In DC, that future is now:
Mark Witaschek, a successful financial adviser with no criminal record, is facing two years in prison for possession of unregistered ammunition after D.C. police raided his house looking for guns. Mr. Witaschek has never had a firearm in the city, but he is being prosecuted to the full extent of the law. The trial starts on Nov. 4.
The police banged on the front door of Mr. Witaschek’s Georgetown home at 8:20 p.m. on July 7, 2012, to execute a search warrant for “firearms and ammunition … gun cleaning equipment, holsters, bullet holders and ammunition receipts.”
None of that is illegal under the Constitution. And the last part isn’t illegal under DC law (where which “shall not be infringed” means “licensed, restricted, forbidden, and banned for all but the ruling class”).
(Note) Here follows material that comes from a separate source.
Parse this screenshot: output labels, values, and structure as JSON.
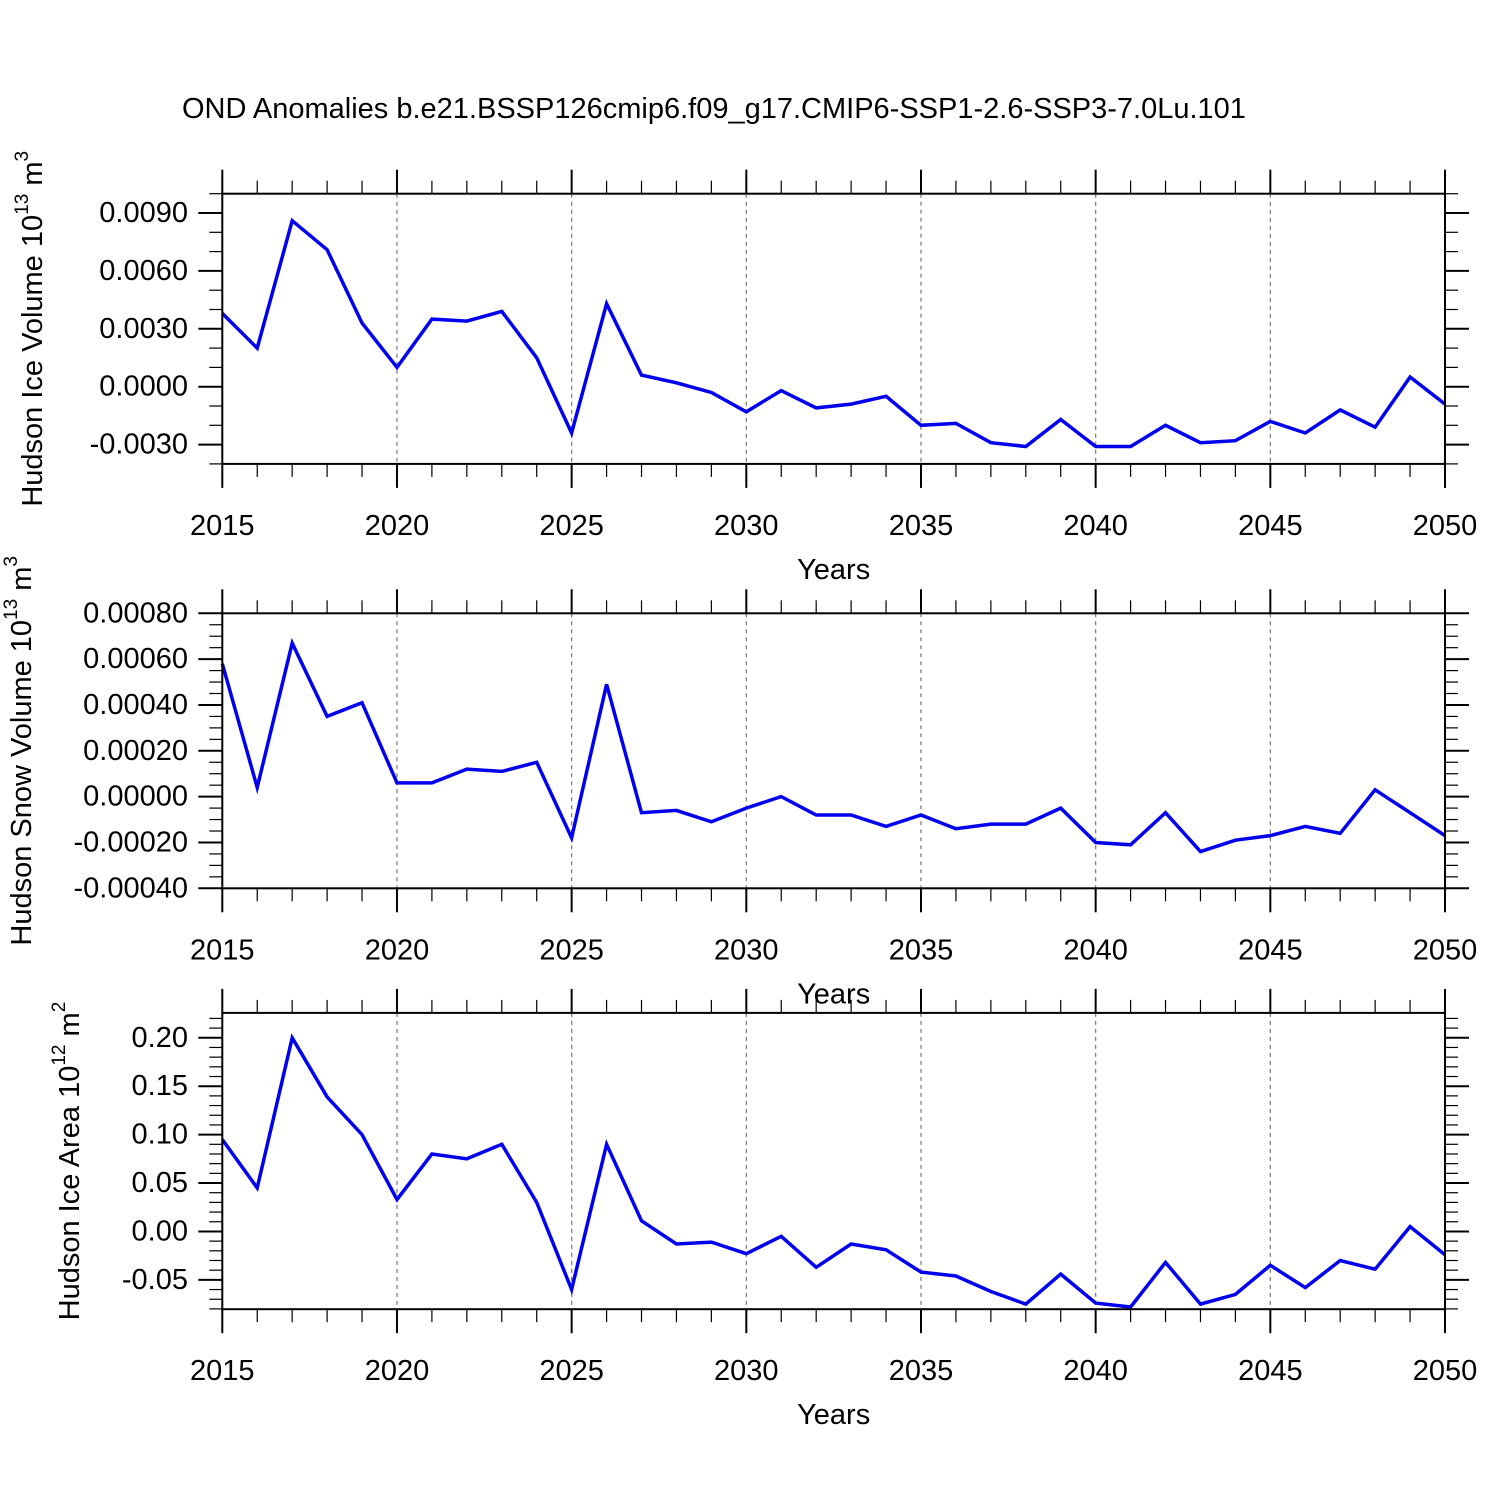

His 16-year-old son was in the shower when the police arrived. “They used a battering ram to bash down the bathroom door and pull him out of the shower, naked,” said his father. “The police put all the children together in a room, while we were handcuffed upstairs. I could hear them crying, not knowing what was happening.”
DCPD hard at work terrorizing children and teenagers. I guess they must’ve wanted to do this Elian Gonzales-style.
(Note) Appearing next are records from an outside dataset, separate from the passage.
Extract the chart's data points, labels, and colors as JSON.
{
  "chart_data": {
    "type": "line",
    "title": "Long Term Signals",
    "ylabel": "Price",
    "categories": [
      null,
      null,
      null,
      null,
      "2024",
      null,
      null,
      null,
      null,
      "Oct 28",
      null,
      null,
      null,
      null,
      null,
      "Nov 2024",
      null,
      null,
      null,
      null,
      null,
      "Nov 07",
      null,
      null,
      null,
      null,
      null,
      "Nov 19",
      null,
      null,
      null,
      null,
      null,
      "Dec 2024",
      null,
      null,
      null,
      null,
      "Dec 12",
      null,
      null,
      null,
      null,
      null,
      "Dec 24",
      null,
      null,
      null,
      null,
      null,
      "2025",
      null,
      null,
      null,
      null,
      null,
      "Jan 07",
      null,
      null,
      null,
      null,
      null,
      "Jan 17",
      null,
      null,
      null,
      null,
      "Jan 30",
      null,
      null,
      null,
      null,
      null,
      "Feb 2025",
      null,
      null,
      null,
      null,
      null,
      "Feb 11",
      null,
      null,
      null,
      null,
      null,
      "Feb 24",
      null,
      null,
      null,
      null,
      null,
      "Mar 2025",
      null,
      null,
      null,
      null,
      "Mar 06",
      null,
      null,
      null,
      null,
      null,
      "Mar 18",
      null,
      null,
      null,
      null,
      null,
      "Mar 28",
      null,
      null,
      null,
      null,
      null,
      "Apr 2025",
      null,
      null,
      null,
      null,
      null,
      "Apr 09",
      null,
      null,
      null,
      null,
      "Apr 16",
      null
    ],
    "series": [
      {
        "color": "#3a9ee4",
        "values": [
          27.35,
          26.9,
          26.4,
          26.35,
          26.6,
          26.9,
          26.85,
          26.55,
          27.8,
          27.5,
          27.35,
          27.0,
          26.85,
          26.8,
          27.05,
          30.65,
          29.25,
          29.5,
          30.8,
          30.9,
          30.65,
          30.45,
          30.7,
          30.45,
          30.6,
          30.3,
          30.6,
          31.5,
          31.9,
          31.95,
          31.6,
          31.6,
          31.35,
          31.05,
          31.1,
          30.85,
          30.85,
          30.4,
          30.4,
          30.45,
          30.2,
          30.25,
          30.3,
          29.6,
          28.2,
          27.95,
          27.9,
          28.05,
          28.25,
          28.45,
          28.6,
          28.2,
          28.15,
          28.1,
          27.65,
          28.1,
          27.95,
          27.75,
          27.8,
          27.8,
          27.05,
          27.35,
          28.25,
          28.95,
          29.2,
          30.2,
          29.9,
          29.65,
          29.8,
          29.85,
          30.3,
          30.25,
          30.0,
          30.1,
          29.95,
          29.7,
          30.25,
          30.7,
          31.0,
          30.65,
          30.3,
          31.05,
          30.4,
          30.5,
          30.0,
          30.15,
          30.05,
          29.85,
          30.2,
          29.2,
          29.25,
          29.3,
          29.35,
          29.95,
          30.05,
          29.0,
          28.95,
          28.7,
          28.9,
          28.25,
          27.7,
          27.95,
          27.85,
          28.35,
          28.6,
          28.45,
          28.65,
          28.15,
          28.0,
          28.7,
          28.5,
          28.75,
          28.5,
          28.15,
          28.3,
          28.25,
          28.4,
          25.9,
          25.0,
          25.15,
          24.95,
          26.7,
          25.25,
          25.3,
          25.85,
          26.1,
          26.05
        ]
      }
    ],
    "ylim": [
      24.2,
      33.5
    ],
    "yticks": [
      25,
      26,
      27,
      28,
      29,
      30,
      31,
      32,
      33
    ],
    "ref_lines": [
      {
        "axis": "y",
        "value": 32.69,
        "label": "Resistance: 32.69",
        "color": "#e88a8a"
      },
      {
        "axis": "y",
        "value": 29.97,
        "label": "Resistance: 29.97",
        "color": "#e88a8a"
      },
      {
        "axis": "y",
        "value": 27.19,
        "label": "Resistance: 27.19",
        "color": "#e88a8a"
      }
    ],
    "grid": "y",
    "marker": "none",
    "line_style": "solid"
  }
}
The police shut down the streets for blocks and spent more than two hours going over every inch of his house. “They tossed the place,” said Mr. Witaschek. He provided photos that he took of his home after the raid to document the damage, which he estimated at $10,000.
The police found no guns in the house, but did write on the warrant that four items were discovered: “One live round of 12-gauge shotgun ammunition,” which was an inoperable shell that misfired during a hunt years earlier. Mr. Witaschek had kept it as a souvenir. “One handgun holster” was found, which is perfectly legal.
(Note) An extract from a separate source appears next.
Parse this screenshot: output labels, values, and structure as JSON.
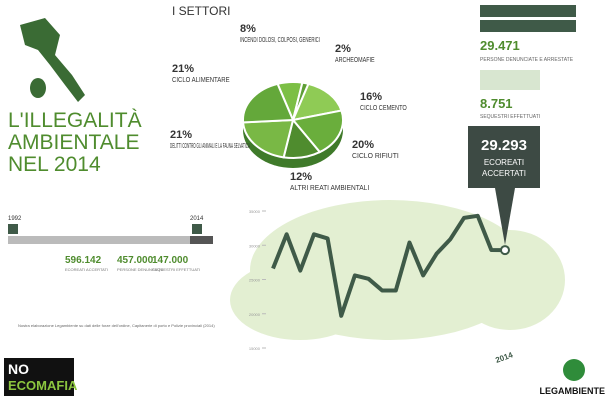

“One expended round of .270 caliber ammunition,” which was a spent brass casing. The police uncovered “one box of Knight bullets for reloading.” These are actually not for reloading, but are used in antique-replica, single-shot, muzzle-loading rifles.
Your federal tax dollars at work.
Emily Miller makes the same point I would:
Police Chief Cathy L. Lanier reserves such harsh tactics for ordinary citizens. When NBC News anchor David Gregory violated the gun-registration law last year by wielding an illegal 30-round magazine on live television, he was not arrested.
Mr. Nathan also gave Mr. Gregory a pass, writing that prosecuting him “would not promote public safety.”
Witaschek is looking at two years in prison for the shotgun shell and the brass. Also noteworthy is that the DCPD skipped over to Virginia, where he keeps his guns, in order to go after him there.
Two weeks after the June raid, D.C. police investigators went to his sister’s house — unaccompanied by Virginia police and without a warrant — and asked to “view” the firearms, according to a police report. She refused. The next day, the D.C. police returned to her house with the Arlington County police and served her with a criminal subpoena.
Looks like that’s pretty conclusive evidence that if they know you have guns, they’ll go after you. What triggered all this? A false statement by an ex-wife that was found “without merit” by a judge. Commenting on the tyranny of family law and how it’s horribly biased is a whole other can of worms, though.
In the meantime, it’s important to realize that this man’s children were dragged naked and handcuffed into a room while his house was ransacked and the entire block was shut off so a dud shotshell and a brass case could be found. I’m sure that’s what the Founders meant by “shall not be infringed”, and non-sarcastically, this is what the left means by “reasonable gun control”.
No word on whether the DCPD is going to be wearing some snazzy Hugo Boss uniforms with skulls on them yet.
Updated with Professor Jacobson’s newer version of the David Gregory meme replacing the older one to more accurately represent the case, too.